A non-exhaustive list of IDE’s are below.


Python IDLE (Integrated Development and Learning Environment) is a user-friendly platform for Python programming. It features a simple GUI with a code editor supporting syntax highlighting and auto-indentation. Its interactive shell allows for immediate code execution and debugging, aided by features like breakpoints and variable inspection. Integrated documentation helps users quickly access Python resources. While primarily focused on individual scripts, it also offers basic project management. With customization options and cross-platform compatibility, Python IDLE caters to developers of all levels, providing an efficient environment for coding, testing, and learning Python.



PyCharm is a powerful integrated development environment (IDE) specifically designed for Python. It offers advanced features such as code analysis, debugging tools, intelligent code completion, and support for web development frameworks like Django and Flask. PyCharm’s user-friendly interface and extensive plugin ecosystem make it a popular choice for Python developers seeking productivity and efficiency in their workflow. PyCharm Community Edition is a simplified version of PyCharm that will work well for new Python learners.


Visual Studio Code

Visual Studio Code (VS Code) is a lightweight yet powerful source code editor developed by Microsoft. It supports multiple programming languages and offers features such as syntax highlighting, code completion, debugging, and version control integration. With a customizable interface, rich extension marketplace, and cross-platform compatibility, VS Code is widely used by developers for various programming tasks, from small scripts to large-scale projects.



Spyder is an open-source integrated development environment (IDE) primarily designed for scientific computing and data analysis with Python. It offers features such as a powerful code editor, interactive console, variable explorer, and integrated support for data visualization libraries like Matplotlib and Pandas. With its focus on scientific computing, Spyder provides an efficient environment for researchers and data scientists to explore, analyze, and visualize data seamlessly within the Python ecosystem.



PyDev is an open-source Python Integrated Development Environment (IDE) plugin for Eclipse. It provides features such as code editing, debugging, and project management, all seamlessly integrated within the Eclipse IDE. PyDev offers advanced capabilities for Python development, including syntax highlighting, code completion, and support for various Python libraries and frameworks.
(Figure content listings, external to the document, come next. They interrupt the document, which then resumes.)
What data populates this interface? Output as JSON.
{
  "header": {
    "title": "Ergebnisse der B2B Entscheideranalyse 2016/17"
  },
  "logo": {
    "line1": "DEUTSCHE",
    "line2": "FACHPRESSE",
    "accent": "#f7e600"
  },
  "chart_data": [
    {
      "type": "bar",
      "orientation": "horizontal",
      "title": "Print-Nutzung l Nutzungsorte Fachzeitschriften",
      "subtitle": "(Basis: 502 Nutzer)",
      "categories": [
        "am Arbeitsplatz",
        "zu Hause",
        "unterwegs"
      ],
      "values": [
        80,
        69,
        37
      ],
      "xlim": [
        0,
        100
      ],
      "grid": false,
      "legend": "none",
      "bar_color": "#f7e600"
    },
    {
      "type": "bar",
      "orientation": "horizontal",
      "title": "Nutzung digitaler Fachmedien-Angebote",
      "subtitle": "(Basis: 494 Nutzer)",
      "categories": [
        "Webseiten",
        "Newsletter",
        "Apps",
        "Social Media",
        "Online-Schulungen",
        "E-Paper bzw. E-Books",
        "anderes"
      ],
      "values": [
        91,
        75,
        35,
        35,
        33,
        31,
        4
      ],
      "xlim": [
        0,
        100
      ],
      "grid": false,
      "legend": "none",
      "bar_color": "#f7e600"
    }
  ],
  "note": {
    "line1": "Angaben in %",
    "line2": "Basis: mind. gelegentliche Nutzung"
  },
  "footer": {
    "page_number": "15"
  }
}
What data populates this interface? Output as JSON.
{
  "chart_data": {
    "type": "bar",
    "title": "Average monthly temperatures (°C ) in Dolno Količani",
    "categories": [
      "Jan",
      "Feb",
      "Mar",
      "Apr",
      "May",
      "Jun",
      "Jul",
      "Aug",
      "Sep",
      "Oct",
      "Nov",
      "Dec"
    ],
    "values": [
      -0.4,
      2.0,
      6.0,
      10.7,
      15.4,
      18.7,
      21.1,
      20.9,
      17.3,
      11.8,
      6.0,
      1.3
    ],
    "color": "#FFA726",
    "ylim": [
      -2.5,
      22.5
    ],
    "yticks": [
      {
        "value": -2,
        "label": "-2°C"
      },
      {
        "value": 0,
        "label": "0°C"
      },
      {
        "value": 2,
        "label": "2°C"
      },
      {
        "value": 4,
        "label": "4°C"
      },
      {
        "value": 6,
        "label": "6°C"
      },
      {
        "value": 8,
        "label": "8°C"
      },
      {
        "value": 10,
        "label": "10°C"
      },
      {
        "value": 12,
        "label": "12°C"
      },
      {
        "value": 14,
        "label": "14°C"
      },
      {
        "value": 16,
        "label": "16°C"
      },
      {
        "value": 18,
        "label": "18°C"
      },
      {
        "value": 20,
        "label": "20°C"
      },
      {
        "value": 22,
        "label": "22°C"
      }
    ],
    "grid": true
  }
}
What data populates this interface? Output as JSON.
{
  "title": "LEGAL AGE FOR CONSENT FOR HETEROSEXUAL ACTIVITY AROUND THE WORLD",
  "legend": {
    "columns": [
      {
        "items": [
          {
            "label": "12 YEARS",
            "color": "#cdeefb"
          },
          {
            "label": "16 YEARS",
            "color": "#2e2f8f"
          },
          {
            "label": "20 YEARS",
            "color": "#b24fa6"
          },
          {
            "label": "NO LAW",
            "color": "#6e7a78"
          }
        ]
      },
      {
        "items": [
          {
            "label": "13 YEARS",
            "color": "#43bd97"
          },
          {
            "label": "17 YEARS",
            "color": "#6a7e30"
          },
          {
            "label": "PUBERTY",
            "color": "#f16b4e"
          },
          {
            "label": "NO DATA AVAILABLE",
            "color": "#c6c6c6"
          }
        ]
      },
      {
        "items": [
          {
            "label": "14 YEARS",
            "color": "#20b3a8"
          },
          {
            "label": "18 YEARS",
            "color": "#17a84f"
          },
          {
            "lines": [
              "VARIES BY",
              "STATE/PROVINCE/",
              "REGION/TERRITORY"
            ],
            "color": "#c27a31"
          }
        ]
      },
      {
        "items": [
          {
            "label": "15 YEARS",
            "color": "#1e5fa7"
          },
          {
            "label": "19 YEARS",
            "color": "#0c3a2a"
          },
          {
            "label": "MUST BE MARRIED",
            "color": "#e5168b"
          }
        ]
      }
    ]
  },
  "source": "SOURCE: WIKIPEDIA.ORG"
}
With its extensive set of features and flexibility, PyDev is a popular choice among developers for Python development within the Eclipse ecosystem.


Code/Text editors

If you don’t need to full feature set of an IDE, there are some more lightweight editors for Python code.

Windows Notepad

Windows Notepad should not be used for editing Python code. One of the features of Python code is consistent indentation of code blocks. Notepad does not make it easy to modify indentation and so it’s a major pain to work with.


A free and open-source text editor for Windows, Notepad++ offers features such as syntax highlighting, code folding, and support for multiple programming languages including Python.